Modeling from the recent sampling, however, does show that plumes from some of the elevated carcinogenic and toxic contaminants don't fully dissipate to safe levels underground until after they are beneath the yard of a home at the end of Tiger Heights, the report says.
Langley said tests of the nearby drinking water wells in 2014 found no contamination from the site. The nearest well is about 70 feet from the site and about 390 feet deep, the report says.
But the dump site has known or suspected carcinogens like vinyl chloride; 1,1,2-trichloroethane; and 1,2-dichloroethane in the soil at maximum concentrations of 0.55 parts per million to 7.5 parts per million, according to results published in a new report on the tests.
A part per million is the equivalent of one drop in a little more than 13 gallons of water.
The contaminant levels are 4 to 25 times greater than site-specific safety standards for chronic, daily exposure to those chemicals over a 30-year period, the new results show.

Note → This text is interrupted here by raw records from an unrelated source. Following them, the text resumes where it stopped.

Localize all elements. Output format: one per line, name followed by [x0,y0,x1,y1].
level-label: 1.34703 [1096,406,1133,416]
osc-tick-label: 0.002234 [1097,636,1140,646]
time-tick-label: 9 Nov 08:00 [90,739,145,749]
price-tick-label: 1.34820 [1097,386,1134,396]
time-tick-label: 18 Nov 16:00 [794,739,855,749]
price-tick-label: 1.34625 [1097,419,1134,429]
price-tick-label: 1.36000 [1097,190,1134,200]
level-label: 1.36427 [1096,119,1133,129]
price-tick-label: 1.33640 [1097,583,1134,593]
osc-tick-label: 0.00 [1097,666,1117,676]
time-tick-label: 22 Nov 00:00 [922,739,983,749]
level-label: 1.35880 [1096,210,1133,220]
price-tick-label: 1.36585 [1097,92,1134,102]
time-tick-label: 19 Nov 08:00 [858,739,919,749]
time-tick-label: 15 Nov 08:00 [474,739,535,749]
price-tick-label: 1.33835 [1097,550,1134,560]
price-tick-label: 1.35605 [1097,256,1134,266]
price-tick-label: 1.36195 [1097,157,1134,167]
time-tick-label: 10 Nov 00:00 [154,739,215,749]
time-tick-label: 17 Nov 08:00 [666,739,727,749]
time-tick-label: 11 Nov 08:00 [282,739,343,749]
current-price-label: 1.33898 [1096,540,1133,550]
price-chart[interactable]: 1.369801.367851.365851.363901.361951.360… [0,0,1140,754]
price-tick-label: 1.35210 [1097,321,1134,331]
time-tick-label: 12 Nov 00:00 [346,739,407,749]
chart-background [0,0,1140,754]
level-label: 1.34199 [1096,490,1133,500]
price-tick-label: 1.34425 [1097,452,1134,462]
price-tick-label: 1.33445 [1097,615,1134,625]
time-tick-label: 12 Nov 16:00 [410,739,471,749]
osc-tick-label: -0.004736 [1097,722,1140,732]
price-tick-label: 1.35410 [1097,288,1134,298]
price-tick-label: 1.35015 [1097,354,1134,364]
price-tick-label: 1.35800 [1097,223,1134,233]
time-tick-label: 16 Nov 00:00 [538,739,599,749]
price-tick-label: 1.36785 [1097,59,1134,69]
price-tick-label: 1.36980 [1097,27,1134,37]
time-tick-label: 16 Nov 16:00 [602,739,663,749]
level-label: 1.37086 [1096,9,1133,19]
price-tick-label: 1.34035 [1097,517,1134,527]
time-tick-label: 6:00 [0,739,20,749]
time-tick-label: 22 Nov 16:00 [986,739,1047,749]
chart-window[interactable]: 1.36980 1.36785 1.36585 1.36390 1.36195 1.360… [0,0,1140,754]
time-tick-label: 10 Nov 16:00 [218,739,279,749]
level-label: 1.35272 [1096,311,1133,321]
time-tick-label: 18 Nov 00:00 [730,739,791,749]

The tests found five different chemicals in the shallow soil that exceeded that standard.
In the groundwater, the testing found 13 known or possible carcinogenic or otherwise toxic chemicals that exceeded the chronic exposure standards and also many others that didn't exceed the standards but were still present.
The testing found some of the chemicals at high levels in the soil were also at high levels in the groundwater, including vinyl chloride and 1,1,2-trichloroethane. The 1,1,2-trichloroethane was present in the groundwater at 44 parts per million, nearly 1,050 times greater than the DEQ's site-specific, chronic exposure standard.
1,1,2-trichloroethane is an industrial solvent deemed a possible carcinogen based on tests on mice, but not on humans, the EPA says. DEQ says the chemical can harm the liver.
Also, the vinyl chloride was found in the groundwater at a maximum concentration of 5.1 parts per million, which is 300 times the site-specific standard for long-term safety.
Vinyl chloride, used in the production of plastics, including pipes, is a known carcinogen, can cause damage to the liver and other organs, and has been known to cause reproductive problems in people who work daily with the chemical, the EPA says.
June Sutherlin, a DEQ toxicologist, said the chemical safety thresholds against which the contaminant concentrations were measured are site-specific and make conservative assumptions to be more protective of public health.
She explained they were calculated with a combination of DEQ criteria to factor in soil and groundwater type, the type of toxins in the ground, the cumulative effect of multiple chemicals and the expected long-term dilution of those chemicals should they migrate past the old dump's property line.
Cedrick Johnson, 30, whose family's home is at the end of Tiger Heights, said the area should have been fully cleaned up decades ago when the barrels were first found.
He added the illegal dump is in a neighborhood where his and other families were raised. Johnson and other residents have complained about what they saw as an unusual number and variety of cancer incidences on the street.
While he acknowledged the illnesses could be a statistical coincidence, he pointed out the dump site was used as a community garden from which his family and others were fed for years.
"We ate off of that land, man," Johnson said Wednesday. "We grew mustard greens, collard greens, watermelons, strawberries. You know, we cultivated that land for a number of years."
He said that, at a minimum, the cleanup should ensure that the contaminants won't threaten people in the future.
DEQ's cleanup won't completely remove all the chemicals, officials said, but reduce them to levels deemed safe.
Agency officials plan to do additional sampling to create conservative cleanup standards for the various chemicals in the ground and groundwater and then reduce the contamination to meet those levels.